Frequency and volume are set to balance the positive (size,strength,health) and negative (fatigue, stress) effects of weight training. Hypertrophy is the same no matter the rep range or frequency as long as volume is kept equal, so keeping most lifts in a moderate rep range is likely optimal for health, safety, and efficiency but some lower work for improving strength quicker can possibly help further (research grey area).

Frequency: Hit each muscle group 2-3x per week

Total Volume: 30-70 reps per muscle group, per session ( pay attention to overlap). Break into 4-8 total sets per session

Rep Range: 3/4ths of your training 6-15 repetitions, 1/4th in the 5 or below range

Rest: 1 minute isolations, 1-2 minutes accessories, 2-3 minutes compounds, 3-5 heavy compounds

Strength Training:

Intensity: (%1RM): 85-100% (with some variety)

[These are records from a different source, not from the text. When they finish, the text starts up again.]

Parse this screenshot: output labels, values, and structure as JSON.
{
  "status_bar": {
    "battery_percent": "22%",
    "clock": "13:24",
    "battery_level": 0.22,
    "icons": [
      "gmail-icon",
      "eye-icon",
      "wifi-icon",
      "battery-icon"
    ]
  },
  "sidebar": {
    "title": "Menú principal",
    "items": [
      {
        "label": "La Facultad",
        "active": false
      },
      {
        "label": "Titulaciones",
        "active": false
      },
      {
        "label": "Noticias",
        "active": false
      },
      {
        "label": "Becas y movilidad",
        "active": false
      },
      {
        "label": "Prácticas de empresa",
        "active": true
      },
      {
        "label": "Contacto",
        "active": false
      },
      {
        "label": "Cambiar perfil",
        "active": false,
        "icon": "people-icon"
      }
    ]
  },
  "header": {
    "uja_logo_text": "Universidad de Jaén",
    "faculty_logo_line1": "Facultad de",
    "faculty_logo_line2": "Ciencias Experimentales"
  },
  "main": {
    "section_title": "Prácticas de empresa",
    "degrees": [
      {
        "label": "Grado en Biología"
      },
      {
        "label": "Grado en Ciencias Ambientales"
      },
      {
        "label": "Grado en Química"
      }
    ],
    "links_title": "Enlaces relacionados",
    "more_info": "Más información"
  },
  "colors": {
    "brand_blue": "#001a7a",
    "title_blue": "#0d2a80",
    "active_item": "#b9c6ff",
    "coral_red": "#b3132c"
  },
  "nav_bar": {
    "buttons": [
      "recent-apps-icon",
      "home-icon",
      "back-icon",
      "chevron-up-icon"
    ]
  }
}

Exercises per muscle group: 1-2 primary movements per workout heavy, everything else moderate or light

Total volume per workout: Variable but 9-25 repetitions per exercise per workout seems to be a decent range. Break into 4-8 sets. Frequency: Heavy twice/week, higher frequencies with submaximal loads if appropriate.

Rep Range: 1-5 reps/set

Rest: up to 5 minutes based on lift intensity

Training Guidelines:

Use going to failure sparingly, stop with “one in the tank”.

The focus is working the target muscle group, NOT moving the weight

Do reps as fast as possible without momentum helping the lift or form, control, or tempo breaking

Focus on maximising range of motion as long as joints are not compromised

If it hurts anything other than muscle, stop immediately.

Put in effort and enthusiasm into every workout, you need to enjoy the process and be motivated to progress!

My Personal Adaptations:

I do not think I should count “overlap” repetitions, where a muscle is hit secondary in a lift.

Adapt exercises and rep ranges based on WHAT WORKS FOR ME. Log your progress, if you are not progressing on an exercise modify it until you are. Trial and error.